寅时的更鼓惊散雨幕时,药庐所有铜器开始渗出水雾。程云阶望着自动拼接的玉竹简,发现每枚简片的刻痕都对应着裴砚青胎记的星图纹路。当最后一枚归位时,供案上的先祖牌位突然转向,露出背面鎏金的程家族徽。
"这才是完整的《药琴十二调》。"裴砚青拨动琴弦,雷击木琴轸震落梁间积尘。程云阶腕间脉纹随乐声流转,与星图胎记共鸣处绽放出萱草花影。七岁那年的记忆终于拼凑完整——小青被送上终南山那日,自己追着马车跑了三里地,怀中的萱草枕洒落一路星屑。
裴砚青忽然解开衣带,后腰完整的星图胎记在雨光中泛金:"师父说这是程家世代相传的星轨图。"他指尖掠过程云阶腕间脉纹,"而你身上绘着的,是裴家守护千年的药脉。"
破晓时分,最后一滴雨悬在柳梢。程云阶咬破青团的刹那,琥珀馅心化作暖流涌入四肢百骸。童年封存的记忆如春溪解冻——小青在终南山巅用柳叶刀雕玉竹简,自己在杏林堂描摹《药琴十二调》,两地星图通过玉竹戒共鸣,在每个朔望之夜拼凑出半阙相思。
"原来我们早该在及冠那年重逢。"程云阶抚过婚书上"萱柳为契"的字样,檐下新插的柳枝正吐出嫩芽。
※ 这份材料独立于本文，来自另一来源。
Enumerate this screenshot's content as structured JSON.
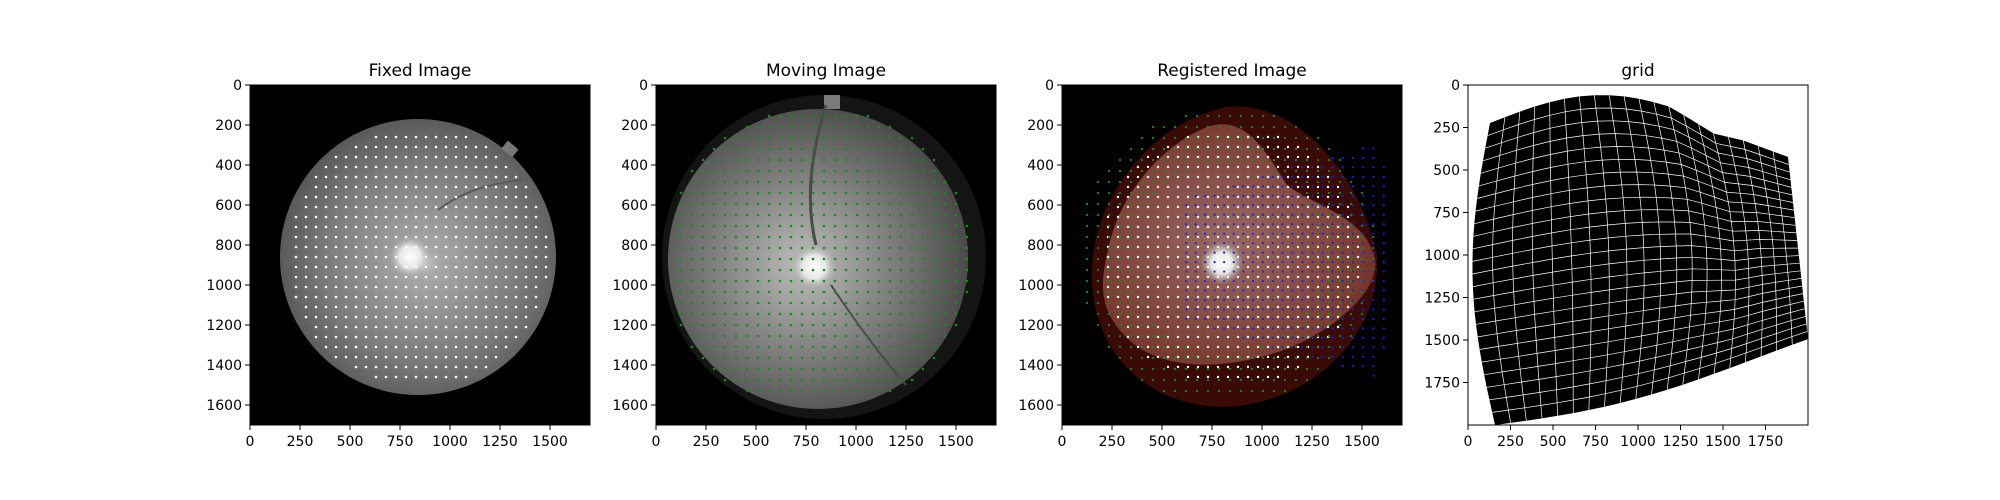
{
  "figure": {
    "panels": [
      {
        "key": "fixed",
        "title": "Fixed Image",
        "x_ticks": [
          "0",
          "250",
          "500",
          "750",
          "1000",
          "1250",
          "1500"
        ],
        "y_ticks": [
          "0",
          "200",
          "400",
          "600",
          "800",
          "1000",
          "1200",
          "1400",
          "1600"
        ]
      },
      {
        "key": "moving",
        "title": "Moving Image",
        "x_ticks": [
          "0",
          "250",
          "500",
          "750",
          "1000",
          "1250",
          "1500"
        ],
        "y_ticks": [
          "0",
          "200",
          "400",
          "600",
          "800",
          "1000",
          "1200",
          "1400",
          "1600"
        ]
      },
      {
        "key": "registered",
        "title": "Registered Image",
        "x_ticks": [
          "0",
          "250",
          "500",
          "750",
          "1000",
          "1250",
          "1500"
        ],
        "y_ticks": [
          "0",
          "200",
          "400",
          "600",
          "800",
          "1000",
          "1200",
          "1400",
          "1600"
        ]
      },
      {
        "key": "grid",
        "title": "grid",
        "x_ticks": [
          "0",
          "250",
          "500",
          "750",
          "1000",
          "1250",
          "1500",
          "1750"
        ],
        "y_ticks": [
          "0",
          "250",
          "500",
          "750",
          "1000",
          "1250",
          "1500",
          "1750"
        ]
      }
    ],
    "colors": {
      "fixed_points": "#ffffff",
      "moving_points": "#1a8c1a",
      "warped_points": "#2020d0",
      "overlay_red": "#c03020",
      "grid_lines": "#ffffff",
      "background": "#000000"
    }
  }
}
裴砚青将祖传的玉竹戒戴回他指间,戒圈内侧的"云"字与"青"字终于珠联璧合。
药秤发出清越长鸣,惊起梁间双燕。程云阶望着振翅的燕影在晨光中投下连理枝形状,忽然懂得祖母当年说的"守护"——不是药庐的星图,不是失传的琴谱,是青梅竹马的情分在岁月里酿成的琥珀光,封存着跨越生死的约定与归途。